What is a UEFI Hypervisor?
A UEFI Hypervisor, like our proprietary Soapivisor, is a layer of software that initializes during the boot process, before Windows even starts. It sits between the hardware (CPU/RAM) and the Operating System.
The Ring -1 Advantage
Traditional cheats run in Ring 3 (User Mode) or Ring 0 (Kernel Mode). Anti-cheats also run in Ring 0, giving them a "god-eye" view of everything else in the kernel.
However, a hypervisor runs in what is colloquially known as Ring -1. This means the hypervisor can control and hide from the OS kernel itself.
Key Stealth Features:
- EPT (Extended Page Tables) Hooking: We can redirect memory reads/writes at the hardware level. When an anti-cheat tries to scan the game memory for changes, the hypervisor shows them a "clean" copy of the memory while the game actually runs the "modified" version.
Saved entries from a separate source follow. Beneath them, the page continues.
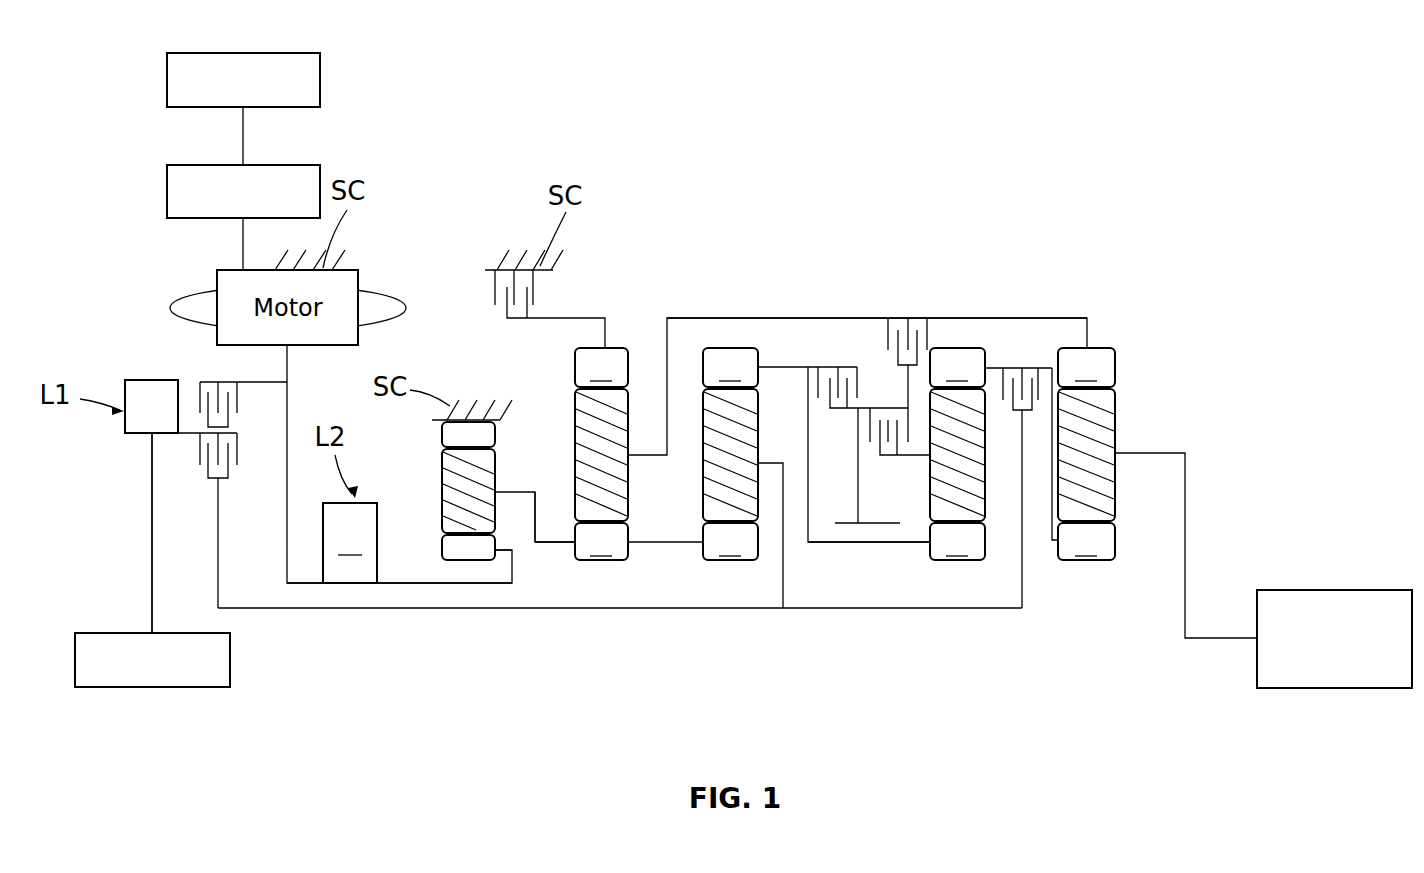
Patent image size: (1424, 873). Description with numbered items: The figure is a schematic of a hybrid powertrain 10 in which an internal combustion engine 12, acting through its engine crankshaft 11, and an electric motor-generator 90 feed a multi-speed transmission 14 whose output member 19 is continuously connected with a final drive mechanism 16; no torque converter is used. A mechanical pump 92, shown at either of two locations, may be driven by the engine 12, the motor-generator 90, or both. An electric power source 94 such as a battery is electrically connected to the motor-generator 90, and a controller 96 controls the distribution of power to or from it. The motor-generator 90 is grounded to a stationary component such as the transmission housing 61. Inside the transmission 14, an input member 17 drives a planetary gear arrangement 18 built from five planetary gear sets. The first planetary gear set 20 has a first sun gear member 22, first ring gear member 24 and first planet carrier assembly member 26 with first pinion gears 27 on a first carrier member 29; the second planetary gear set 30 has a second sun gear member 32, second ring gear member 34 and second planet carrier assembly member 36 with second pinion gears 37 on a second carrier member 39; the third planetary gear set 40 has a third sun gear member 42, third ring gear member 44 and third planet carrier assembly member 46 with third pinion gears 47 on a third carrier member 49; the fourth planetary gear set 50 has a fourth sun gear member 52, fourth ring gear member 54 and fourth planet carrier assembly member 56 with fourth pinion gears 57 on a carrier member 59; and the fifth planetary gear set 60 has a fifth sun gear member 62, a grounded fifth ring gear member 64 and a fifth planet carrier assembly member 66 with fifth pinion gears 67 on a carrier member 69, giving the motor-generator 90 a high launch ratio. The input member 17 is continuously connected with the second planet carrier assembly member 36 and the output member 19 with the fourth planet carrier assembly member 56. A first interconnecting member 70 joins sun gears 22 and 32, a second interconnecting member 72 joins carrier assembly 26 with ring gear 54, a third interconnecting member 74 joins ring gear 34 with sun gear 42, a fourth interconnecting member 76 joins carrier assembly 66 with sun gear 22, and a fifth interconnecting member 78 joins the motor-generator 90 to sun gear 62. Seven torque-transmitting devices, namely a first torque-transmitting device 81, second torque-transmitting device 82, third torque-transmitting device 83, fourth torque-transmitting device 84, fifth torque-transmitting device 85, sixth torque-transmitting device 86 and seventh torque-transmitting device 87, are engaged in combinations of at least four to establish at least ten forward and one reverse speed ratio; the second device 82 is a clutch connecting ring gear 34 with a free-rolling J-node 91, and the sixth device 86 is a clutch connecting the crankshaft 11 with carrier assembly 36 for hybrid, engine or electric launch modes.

The hybrid powertrain 10 is at (435, 42).
The engine crankshaft 11 is at (150, 570).
The internal combustion engine 12 is at (132, 688).
The multi-speed transmission 14 is at (1153, 146).
The final drive mechanism 16 is at (1358, 590).
The input member 17 is at (283, 612).
The planetary gear arrangement 18 is at (981, 264).
The output member 19 is at (1188, 540).
The first planetary gear set 20 is at (602, 574).
The first sun gear member 22 is at (601, 541).
The first ring gear member 24 is at (601, 367).
The first planet carrier assembly member 26 is at (642, 432).
The first pinion gears 27 is at (575, 457).
The first carrier member 29 is at (660, 455).
The second planetary gear set 30 is at (731, 574).
The second sun gear member 32 is at (730, 541).
The second ring gear member 34 is at (730, 367).
The second planet carrier assembly member 36 is at (774, 440).
The second pinion gears 37 is at (688, 540).
The second carrier member 39 is at (774, 462).
The third planetary gear set 40 is at (951, 574).
The third sun gear member 42 is at (957, 541).
The third ring gear member 44 is at (957, 367).
The third planet carrier assembly member 46 is at (919, 476).
The third pinion gears 47 is at (986, 452).
The third carrier member 49 is at (913, 460).
The fourth planetary gear set 50 is at (1096, 574).
The fourth sun gear member 52 is at (1086, 541).
The fourth ring gear member 54 is at (1086, 367).
The fourth planet carrier assembly member 56 is at (1054, 554).
The fourth pinion gears 57 is at (1117, 412).
The carrier member 59 is at (1049, 535).
The fifth planetary gear set 60 is at (468, 565).
The transmission housing 61 is at (345, 250).
The fifth sun gear member 62 is at (446, 572).
The fifth ring gear member 64 is at (438, 437).
The fifth planet carrier assembly member 66 is at (513, 512).
The fifth pinion gears 67 is at (442, 490).
The carrier member 69 is at (513, 490).
The first interconnecting member 70 is at (660, 548).
The second interconnecting member 72 is at (760, 318).
The third interconnecting member 74 is at (813, 545).
The fourth interconnecting member 76 is at (558, 548).
The fifth interconnecting member 78 is at (415, 587).
The first torque-transmitting device 81 is at (493, 286).
The second torque-transmitting device 82 is at (893, 404).
The third torque-transmitting device 83 is at (857, 377).
The fourth torque-transmitting device 84 is at (1047, 375).
The fifth torque-transmitting device 85 is at (927, 318).
The sixth torque-transmitting device 86 is at (200, 450).
The seventh torque-transmitting device 87 is at (200, 392).
The electric motor-generator 90 is at (307, 347).
The J-node 91 is at (880, 525).
The mechanical pump 92 is at (165, 380).
The electric power source 94 is at (225, 53).
The controller 96 is at (225, 165).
- VM-Exit Handling: We intercept specific CPU instructions (like CPuid or RDTSC) that anti-cheats use to detect virtualization and return faked, legitimate data.
- Perfect Timing: Our hypervisor compensates for the nanosecond delays caused by virtualization, defeating advanced timing attacks used by top-tier house anti-cheats.
Why It Matters
Using a UEFI hypervisor means your cheats are virtually invisible to anti-cheat scanners. They can't see what they aren't allowed to access.